Restoring your own garden
To turn your own garden into a balanced ecosystem, you don't have to be an expert. The best advice, according to Bor, is to just be patient. Restoring balance takes time, so give your garden the time it needs to grow. Start small and focus on something where you can easily make a difference. Even if you have a small garden, you can make a big difference. But restoring your garden according to the principles of permaculture should, above all, be fun. "A garden should be a place where you can have fun. A place where you can create your own paradise. Permaculture is all about letting go of certain beliefs. Beliefs that weeds need to be removed, grass needs to be cut and borders need to be uncovered. Once you let go of these kinds of beliefs, you will soon start asking yourself: why do we design our gardens the way we do?"
1: The wind is your biggest enemy
Bor: "In the Netherlands we are used to flat land, so we also lay out flat gardens. It is a big misconception that we have to level our gardens. Go to a nearby forest and you will never see a flat terrain. In fact, this is a big eye-opener for many people: wind is the biggest enemy in the growth of trees, shrubs and plants. The less resistance a plant faces, the more vigorous its growth will be. A height difference of about half a meter can already create different vegetation. So create the height differences of nature in your garden. Shelter from the wind follows and plants can grow."
2: Weeds are good
Bor: "That we see weeds as something bad that must be removed is one of the biggest misconceptions. Weeds can actually tell you a lot about the condition of your soil. Thistle, for example, an undesirable species, comes up when your soil is fertile but too compact. So that plant is working to give the soil a little more air. Each wild plant has its own function to restore the soil. Over the years, the wild plants that appear will change. When one function ends, another weed with a new function takes over. This continues until the soil is restored and then the weed dominance will decrease." So it's better to choose not to remove weeds. Another strategy is to sow things that will take over the dominance.
3: Get rid of the organic waste bin
Bor: "Don't throw away your garden waste. After all, that also has a function. A tree will drop its weight in leaves multiple times during its life. Purely to feed itself. So we should not rake those leaves away, but keep them within the ecological system of the garden! Nature tends to always cover bare ground with things like wildflowers or weeds. Making sure the soil is covered prevents weeds from growing. Rake things like leaves, wood chips and cut grass toward the edges of your garden and make sure the soil is covered. This not only stops weeds from growing, but also nourishes the soil, creating a balanced soil for plants to grow on. In addition, garbage attracts many insects and birds." With this in mind, it is better to leave dead flowers be in the winter instead of cutting them down, they are an important source of food for birds and insects.
4: Try the no-dig method
Bor: "We don't know any better than that a farmer plows his land, and we do the same in our (vegetable) gardens. But in doing so, you interrupt the soil each time and create a lot of turmoil. And that while soil life is full of helpers that are essential for a healthy garden. The new way to maintain your vegetable garden is the so-called "no-dig method": instead of completely digging up your garden, you cover the soil with a thick layer of compost and then a layer of mulch - organic material such as leaves, wood chips or tree bark that keeps the soil nourished and weeds away. That way, without digging, you can sow or plant in the same soil over and over again. It leads to better soil and a nice bonus is that it's a lot less labor intensive than weeding."
5: Water = life
Bor: "Water is life. For your plants as well as insects and birds. A well-balanced garden should contain some form of water. Water attracts a lot of life and creates a lot of life." Planting is the easiest and most important way to keep water in the garden - in fact, trees, shrubs and plants retain water and thus maintain groundwater levels.
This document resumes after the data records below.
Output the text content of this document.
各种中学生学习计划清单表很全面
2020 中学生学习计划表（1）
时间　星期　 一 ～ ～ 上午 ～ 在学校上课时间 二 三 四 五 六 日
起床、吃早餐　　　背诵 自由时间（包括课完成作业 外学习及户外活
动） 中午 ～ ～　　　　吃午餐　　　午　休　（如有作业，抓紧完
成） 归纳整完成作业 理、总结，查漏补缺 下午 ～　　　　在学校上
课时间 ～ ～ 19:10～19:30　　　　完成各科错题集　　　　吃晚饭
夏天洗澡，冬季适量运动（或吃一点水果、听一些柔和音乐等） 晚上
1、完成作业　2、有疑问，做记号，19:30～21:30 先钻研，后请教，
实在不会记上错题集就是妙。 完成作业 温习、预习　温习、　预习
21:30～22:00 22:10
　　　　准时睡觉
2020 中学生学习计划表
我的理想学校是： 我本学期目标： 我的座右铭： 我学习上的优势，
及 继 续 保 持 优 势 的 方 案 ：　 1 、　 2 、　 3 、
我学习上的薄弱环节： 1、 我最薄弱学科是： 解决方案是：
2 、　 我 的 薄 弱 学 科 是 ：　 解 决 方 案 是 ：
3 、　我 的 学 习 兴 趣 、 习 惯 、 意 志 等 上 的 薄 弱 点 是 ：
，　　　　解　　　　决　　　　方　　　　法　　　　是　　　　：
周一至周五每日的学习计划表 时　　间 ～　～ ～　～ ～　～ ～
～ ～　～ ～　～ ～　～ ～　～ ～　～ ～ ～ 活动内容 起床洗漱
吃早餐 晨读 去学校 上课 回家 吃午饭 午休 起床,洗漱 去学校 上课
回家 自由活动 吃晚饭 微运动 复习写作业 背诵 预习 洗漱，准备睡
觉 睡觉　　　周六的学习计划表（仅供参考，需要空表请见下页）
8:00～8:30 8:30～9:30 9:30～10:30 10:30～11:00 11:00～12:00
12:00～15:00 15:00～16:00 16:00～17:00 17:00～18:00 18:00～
Another option for bringing more water into your garden is to disconnect the downspout. Instead of running the rainwater into the sewer system, let it flow directly into the garden. Dig small ditches to your borders or direct the water to a pond. "It always amazes me that once you build a pond, a few weeks later it will be filled with frogs. It has tremendous ecology appeal. So do something with water in your garden. If your garden is small, you may not have room for a pond, but you can also dig a container in the ground and get started with that. Even in small ways you can make a big difference."
6: Lawns and tiled patios are not easy
Bor: "With our gardens, we often think it's easy to build a large lawn and a tiled patio. However, most of the work in the garden comes from those two things. Tiles require a lot of maintenance in the form of removing green stains and weeds between the tiles. And a lawn takes an enormous amount of energy to keep it looking good. Seeding, mowing and watering will keep you busy every week in the summer. Having a green mowed lawn is purely a cultural mentality we are stuck in. Why can't grass grow tall with lots of diversity in it? Try to mow your lawn as little as possible while keeping it comfortable for your situation. Accept the fact that buttercups and dandelions will grow. That's actually a good sign!"